‚ÄčThe Government clearly thinks there is no minimum that they can get away with paying to Solicitors. Congratulations to QCs who have been provided with a 10% rise in their fees. Why Barristers are felt to be a special case is anyone’s guess!  My theory is that they are more likely than solicitors to have gone to the same prestigious schools as many government ministers and they understand their ‘pain’.

After years of cuts and the bruising effects of inflation, now accelerating, Liz Truss now feels that further deep cuts in payments to law firms are yet again another good way to balance her budget.  Whilst criminal lawyers’ firms desert practice in droves and few young lawyers are being attracted to work in this field of law, the MOJ plough on regardless.  We are rapidly reaching a crisis point in the Criminal Justice system.

Broudie Jackson Canter have, up until now, continued to invest in Criminal defence law.  We undertake the majority of our own Crown Court advocacy which we saw as a way of ensuring that the work could still be undertaken whilst producing a small profit.
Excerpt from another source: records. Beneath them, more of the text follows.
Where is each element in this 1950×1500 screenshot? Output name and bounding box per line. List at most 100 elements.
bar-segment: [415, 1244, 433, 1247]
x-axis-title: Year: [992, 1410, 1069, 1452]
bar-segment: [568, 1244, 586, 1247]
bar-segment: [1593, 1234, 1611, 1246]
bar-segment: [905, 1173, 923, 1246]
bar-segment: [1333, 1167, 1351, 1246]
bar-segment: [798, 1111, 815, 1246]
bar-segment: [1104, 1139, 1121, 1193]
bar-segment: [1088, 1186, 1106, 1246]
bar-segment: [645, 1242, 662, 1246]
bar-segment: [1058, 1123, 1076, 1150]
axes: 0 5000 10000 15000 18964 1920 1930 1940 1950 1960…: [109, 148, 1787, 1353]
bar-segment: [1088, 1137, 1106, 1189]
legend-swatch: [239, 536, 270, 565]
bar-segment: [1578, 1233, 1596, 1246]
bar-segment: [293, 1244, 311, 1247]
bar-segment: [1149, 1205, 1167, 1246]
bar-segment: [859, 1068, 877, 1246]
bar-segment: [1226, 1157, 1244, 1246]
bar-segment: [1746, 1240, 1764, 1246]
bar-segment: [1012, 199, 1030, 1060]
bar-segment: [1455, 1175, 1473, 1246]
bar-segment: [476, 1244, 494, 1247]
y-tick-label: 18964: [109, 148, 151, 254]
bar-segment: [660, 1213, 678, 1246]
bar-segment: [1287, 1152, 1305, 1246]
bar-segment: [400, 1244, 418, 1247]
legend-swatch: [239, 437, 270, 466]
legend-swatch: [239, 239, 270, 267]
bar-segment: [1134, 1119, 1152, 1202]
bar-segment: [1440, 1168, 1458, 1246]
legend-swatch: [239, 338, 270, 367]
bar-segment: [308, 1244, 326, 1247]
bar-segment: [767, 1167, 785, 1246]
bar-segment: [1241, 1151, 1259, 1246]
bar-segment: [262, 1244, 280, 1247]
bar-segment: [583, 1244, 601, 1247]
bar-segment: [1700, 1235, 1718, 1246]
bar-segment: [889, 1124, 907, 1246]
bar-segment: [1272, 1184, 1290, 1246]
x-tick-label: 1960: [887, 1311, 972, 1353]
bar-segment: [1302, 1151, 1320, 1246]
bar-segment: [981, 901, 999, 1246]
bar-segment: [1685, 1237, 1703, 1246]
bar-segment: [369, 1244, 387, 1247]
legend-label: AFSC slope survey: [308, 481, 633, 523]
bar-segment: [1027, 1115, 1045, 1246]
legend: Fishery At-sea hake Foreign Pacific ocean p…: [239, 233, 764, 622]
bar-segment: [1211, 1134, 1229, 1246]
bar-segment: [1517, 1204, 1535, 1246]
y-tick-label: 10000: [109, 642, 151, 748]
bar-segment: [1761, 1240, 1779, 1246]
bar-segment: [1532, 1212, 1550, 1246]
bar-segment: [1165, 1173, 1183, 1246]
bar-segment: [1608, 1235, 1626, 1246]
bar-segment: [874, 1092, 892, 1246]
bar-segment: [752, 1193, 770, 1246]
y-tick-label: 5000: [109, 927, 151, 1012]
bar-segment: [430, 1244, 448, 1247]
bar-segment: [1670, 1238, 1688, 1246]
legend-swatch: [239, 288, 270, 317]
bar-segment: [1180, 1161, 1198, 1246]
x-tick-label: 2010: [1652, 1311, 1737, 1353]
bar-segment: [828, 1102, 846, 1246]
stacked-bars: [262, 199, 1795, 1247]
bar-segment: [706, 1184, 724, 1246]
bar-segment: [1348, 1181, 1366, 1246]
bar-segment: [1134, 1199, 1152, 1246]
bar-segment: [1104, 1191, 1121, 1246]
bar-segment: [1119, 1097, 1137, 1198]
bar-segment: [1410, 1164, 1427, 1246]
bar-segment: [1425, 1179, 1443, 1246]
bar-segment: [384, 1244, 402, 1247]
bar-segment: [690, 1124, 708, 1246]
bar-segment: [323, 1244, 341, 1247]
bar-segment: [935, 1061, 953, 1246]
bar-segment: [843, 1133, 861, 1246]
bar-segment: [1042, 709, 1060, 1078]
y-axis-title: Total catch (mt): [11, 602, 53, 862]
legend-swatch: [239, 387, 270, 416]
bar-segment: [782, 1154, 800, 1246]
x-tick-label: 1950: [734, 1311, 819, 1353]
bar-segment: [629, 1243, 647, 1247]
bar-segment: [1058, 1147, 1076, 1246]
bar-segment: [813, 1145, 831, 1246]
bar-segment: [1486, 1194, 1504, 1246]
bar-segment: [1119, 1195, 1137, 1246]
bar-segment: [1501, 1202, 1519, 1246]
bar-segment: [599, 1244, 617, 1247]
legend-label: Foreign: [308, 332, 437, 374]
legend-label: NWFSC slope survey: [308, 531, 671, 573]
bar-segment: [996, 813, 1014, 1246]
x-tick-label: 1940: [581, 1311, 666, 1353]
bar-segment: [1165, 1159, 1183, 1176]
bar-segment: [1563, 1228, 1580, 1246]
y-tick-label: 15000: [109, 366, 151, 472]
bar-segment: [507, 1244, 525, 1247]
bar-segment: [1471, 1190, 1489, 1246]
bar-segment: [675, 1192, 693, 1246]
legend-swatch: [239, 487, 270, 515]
We went through a long and expensive tendering process instituted by the Ministry of Justice. We were one of 8 firms to win a tender in Liverpool before it was pulled by Michael Gove after we had increased our staffing levels. This tendering process was the justification for the last round of cuts as legal work would be consolidated in a few firms who could gain economies of scale. Instead we were left undertaking a damaging redundancy process.

Now fees in the Crown Court face a drastic cut which will make it very difficult for us to be able to undertake this work at all unless we decide to do it as a loss. Cuts are exacerbated by falling levels of arrests by the Police, themselves facing cuts in their workforce.  At a time of falling fees, falling volumes of work make it impossible for this professional activity to be undertaken at all with a profit.  This is a perfect storm for the criminal justice system. Small wonder that it is suggested that even sexual offenders may no longer be taken through the justice system. Neither the Police nor criminal defence lawyers have the resources to meet the needs of society in crucial areas.

Whilst Theresa May has announced her personal support of victims of domestic violence, the Lord Chancellor is cutting fees paid to defence lawyers in this area of work by 75%. Yes, you did read that correctly and there is no typo.  These drastic cuts are in cases where alleged perpetrators of Domestic Violence are not permitted directly to cross examine their victims. Lawyers of the right calibre will no longer be able to afford to do that work. Where this leaves victims is anyone’s guess.

There are many proper ways for the MOJ to make savings including cases heard through video conferencing and the closure of some courts, but the demeaning treatment of lawyers has to stop before it is too late.  We have been committed to this important area of law but there is a limit. If Liz Truss succeeds in her damaging proposals, then there will be a point when we say we can no longer continue to do this work. We cannot carry on providing an expert service when the Government will not pay a sustainable rate to undertake a very important role in a justice system which used to be the envy of the world.